En el ámbito internacional, la revisión del T-MEC prevista para este año se ha transformado en un vector de riesgo político y de seguridad. La interdependencia económica con Estados Unidos conlleva presiones directas sobre la política interna mexicana, especialmente en temas de migración y control de precursores químicos.
La demanda de Washington por resultados tangibles en la lucha contra el fentanilo coloca al gobierno mexicano en una posición delicada, donde debe equilibrar la defensa de su soberanía nacional con la necesidad de mantener la estabilidad comercial que se conjuga con la detención de Nicolás Maduro en Caracas, así como el envío de petróleo a Cuba, factores que podrían ser determinantes en la política de seguridad norteamericana hacia México.
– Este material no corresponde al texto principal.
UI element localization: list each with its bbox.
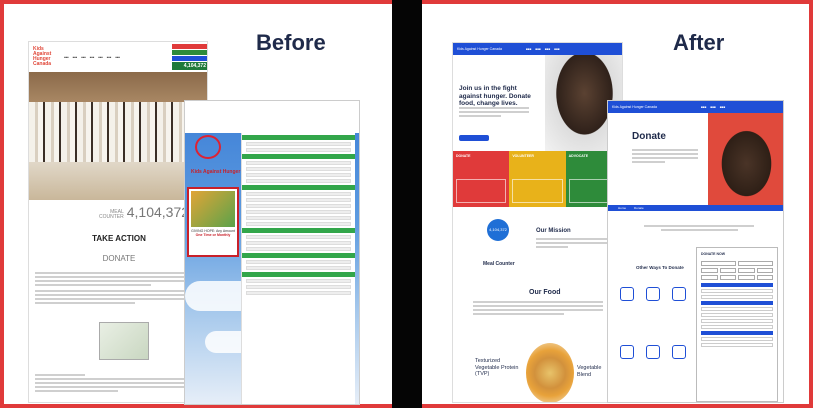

Pero también la posible imposición de aranceles o restricciones fronterizas, motivadas por consideraciones de seguridad compartida, podría detonar crisis económicas regionales que, a su vez, alimentarían el descontento social y los flujos migratorios irregulares, creando un círculo vicioso de inestabilidad.
A esto se suma el riesgo de la incertidumbre jurídica derivada de las recientes reformas constitucionales, particularmente en el Poder Judicial. Para la seguridad nacional, un sistema de justicia débil o percibido como politizado aumenta el riesgo de impunidad, lo que incentiva la reproducción de ciclos de violencia. Los inversionistas ven en esta falta de certeza un riesgo operativo, lo que podría derivar en una disminución de la inversión extranjera directa, limitando los recursos fiscales necesarios para financiar precisamente las políticas de seguridad y defensa. La seguridad nacional requiere de un Estado financieramente sólido y capaz de aplicar la ley de manera previsible; sin estos pilares, la capacidad de respuesta ante amenazas emergentes se ve seriamente comprometida.
En conclusión, la seguridad nacional de México en 2026 es un desafío multidimensional que exige una visión estratégica que integre la tecnología, la diplomacia inteligente y un fortalecimiento real del estado de derecho para proteger la integridad del tejido social y la viabilidad del Estado frente a un entorno global y local cada vez más volátil y que representa un reto para la clase política.